Samantha Bedore said her husband has routinely proved doctors wrong.

The couple heeded warning after warning that Jason’s brain injury was severe enough to prevent him from going back to school. He struggled to remember things. At first, Samantha served as Jason’s note-taker, helping him with the essentials of his schoolwork as he continued through weekly brain-training programs and other therapy for his injuries.

Jason started in GCU’s nursing program but then decided he’d work toward a physical education degree in the hope of becoming a high school P.E. teacher. He said always has enjoyed serving as a mentor and coach to young people.

For Samantha, the path to GCU led through Jason. She said helping him through his injuries, and seeing his strength to work his way back, helped her understand her professional calling.

“I want to help people like he’s been helped,” Samantha said. “He’s my inspiration to want to be a physical therapist.”

Today, a team of nearly 30 volunteers planned to wrap up renovations to the Bedore house in Goodyear as part of a nationwide commitment to improving housing for veterans. They are among more than 350 families selected for home repairs provided through the Home Depot Foundation’s Celebration of Service effort, a community service initiative that runs until Veterans Day on Nov. 11.

Crews installed grip-bars in the bathroom and an evened paver walkway out front, in addition to little upgrades such as new ceiling fans, according to Chris Helmuth, vice president of HandsOn Greater Phoenix, the local nonprofit working with Home Depot Foundation on the Bedore home project.
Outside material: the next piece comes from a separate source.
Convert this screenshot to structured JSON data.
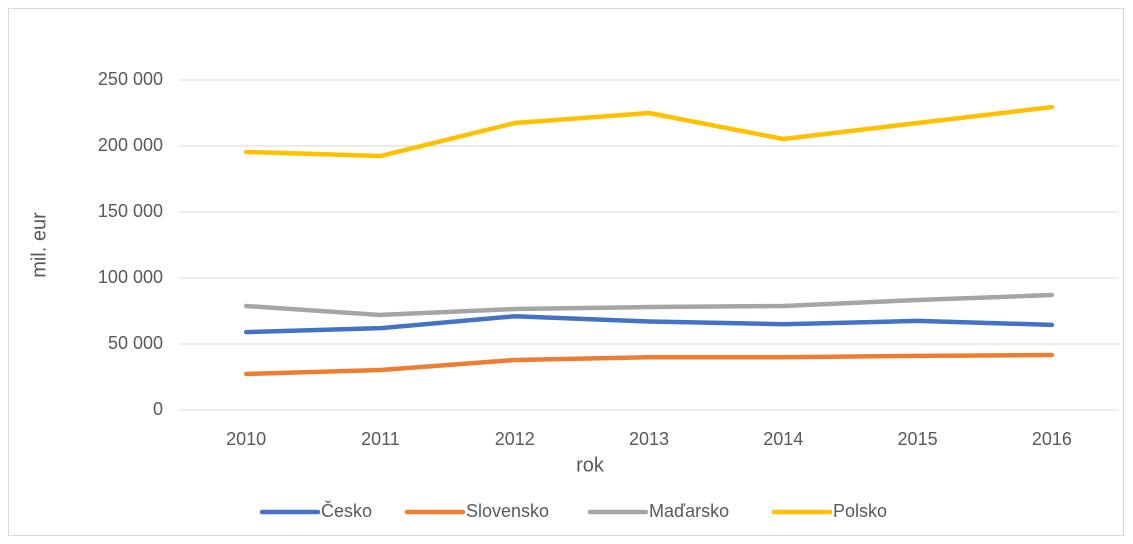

The upgrades are designed to remove “trip hazards” and to help Jason get around a little easier. Helmuth said renovations include raised planter boxes in the back yard so Jason could more comfortably tend to the family’s vegetable garden with daughters Karissa, 2, and Brianna, 7.

Jason said he awoke early this morning, “woke up his leg,” saw the workers showing up to wrap up the projects on his home, and realized how blessed he felt.

“It shows how we stand as a country,” Bedore said. “It’s uplifting, and at the same time I feel calmed.”